Le plus irri­tant reste cette façon de pren­dre le pub­lic par la main pour s’assurer qu’il suit cor­recte­ment l’histoire. Le cinéaste nous a habitués – par exem­ple dans l’excellente série The Get Down (à voir sur Net­flix) – à moins infan­tilis­er le pub­lic, une habi­tude qui, n’ayons pas peur de le dire, est dev­enue une tare du ciné­ma d’aujourd’hui. 

L’humain qui se rend au ciné­ma com­prend les enjeux… humains. Tous les jours de sa vie, il est amené à jon­gler avec des émo­tions, des sen­ti­ments, des pas­sions, pourquoi donc répéter à l’en­vi – par­fois même après deux heures de film – qu’Elvis suit à tort les con­seils de son man­ag­er en dépit des nom­breuses mis­es en garde de sa femme, de sa famille et de ses amis ? Le pub­lic l’a com­pris dès le départ. Il aurait été intéres­sant d’ap­porter de la nuance dans cet élé­ment dramaturgique.

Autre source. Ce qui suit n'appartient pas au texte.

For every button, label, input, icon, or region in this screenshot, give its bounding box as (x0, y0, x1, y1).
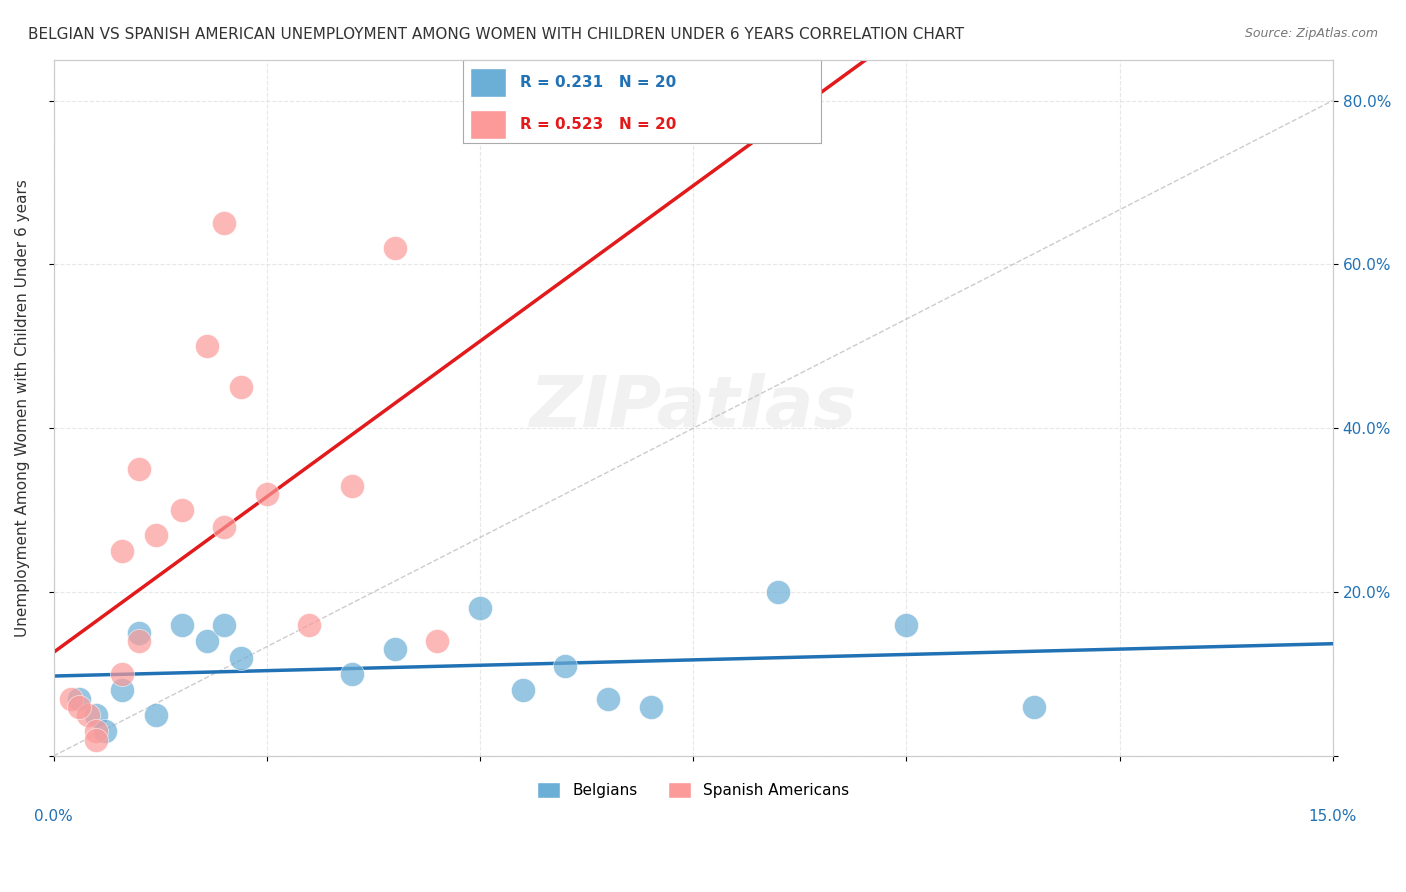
Point (76, 708, 98, 723)
Point (84, 732, 107, 747)
Point (128, 634, 150, 648)
Point (231, 650, 253, 665)
Point (128, 462, 150, 476)
Text: Source: ZipAtlas.com: Source: ZipAtlas.com (1244, 27, 1378, 40)
Point (554, 658, 576, 673)
Point (340, 478, 363, 492)
Text: ZIPatlas: ZIPatlas (530, 373, 856, 442)
Point (231, 380, 253, 394)
Point (384, 642, 406, 657)
Point (111, 683, 134, 698)
Point (170, 618, 193, 632)
Point (212, 519, 235, 533)
Point (195, 634, 218, 648)
Point (426, 634, 449, 648)
Point (128, 626, 150, 640)
Point (170, 503, 193, 517)
Point (67, 699, 90, 714)
Point (67, 691, 90, 706)
Point (59, 691, 82, 706)
Point (212, 618, 235, 632)
Y-axis label: Unemployment Among Women with Children Under 6 years: Unemployment Among Women with Children U… (15, 178, 30, 637)
Point (468, 601, 491, 615)
Point (340, 667, 363, 681)
Point (298, 618, 321, 632)
Point (768, 585, 790, 599)
Point (1024, 699, 1046, 714)
Point (212, 217, 235, 231)
Legend: Belgians, Spanish Americans: Belgians, Spanish Americans (531, 776, 855, 804)
Text: 0.0%: 0.0% (34, 809, 73, 824)
Point (195, 339, 218, 353)
Point (256, 487, 278, 501)
Point (94, 724, 117, 739)
Text: BELGIAN VS SPANISH AMERICAN UNEMPLOYMENT AMONG WOMEN WITH CHILDREN UNDER 6 YEARS: BELGIAN VS SPANISH AMERICAN UNEMPLOYMENT… (28, 27, 965, 42)
Point (111, 544, 134, 558)
Point (596, 691, 619, 706)
Point (84, 708, 107, 723)
Point (512, 683, 534, 698)
Point (145, 708, 167, 723)
Point (145, 528, 167, 542)
Point (640, 699, 662, 714)
Text: 15.0%: 15.0% (1309, 809, 1357, 824)
Point (896, 618, 918, 632)
Point (111, 667, 134, 681)
Point (84, 724, 107, 739)
Point (384, 241, 406, 255)
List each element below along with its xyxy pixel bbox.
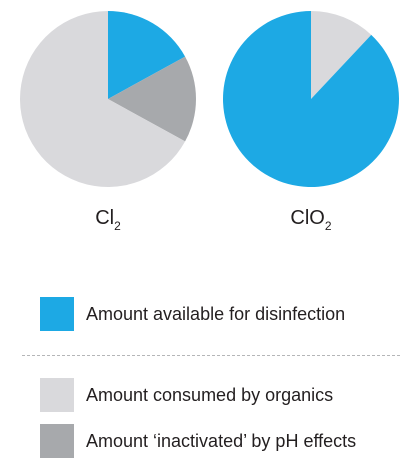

Notons que la façon dont le per­son­nage de Tom Han­ks manip­ule la famille Pres­ley – notam­ment lorsqu’il sug­gère que la fonc­tion de busi­ness man­ag­er devrait être assurée par le père, alors que ce dernier n’a aucune com­pé­tence en la matière – est un axe intéres­sant de l’histoire qui est délais­sé … et c’est bien dom­mage. Il serait certes fas­ti­dieux de mon­tr­er cor­recte­ment à l’écran com­ment, par la flat­terie et la sub­til­ité des for­mules de lan­gages qu’il utilise, le man­ag­er arrive à ses fins. Con­crète­ment, cela aurait demandé un plus gros effort de réécri­t­ure dans une indus­trie où le temps est un luxe. 

Il est quand même appré­cia­ble de not­er la qual­ité de la bande orig­i­nale, un aspect sur lequel les films de Baz Lurhmann ne déçoivent jamais. Soit un mélange respectueux de morceaux d’Elvis accom­pa­g­nés de touch­es anachroniques. Men­tion spé­ciale pour l’ajout de drill – ce style de rap provenant de Chica­go et aujourd’hui très à la mode – et par­ti­c­ulière­ment pour la par­tic­i­pa­tion de Doja Cat avec son titre « Vegas » qui sur­passe haut la main les flows et les rimes d’un Eminem sat­is­faisant, mais dont le morceau com­posé pour le générique n’a rien de transcendant.

Les deux heures et trente-neuf min­utes de film offrent mal­gré tout une jolie asso­ci­a­tion de musiques et d’images qui ne saurait être totale­ment appré­ciée qu’en salle. C’est peut-être une chose que l’on peut con­céder à ce film à grand spec­ta­cle qui jus­ti­fie le fait de s’enfermer dans une salle noire – par­fois non cli­ma­tisée – en plein mois de juillet.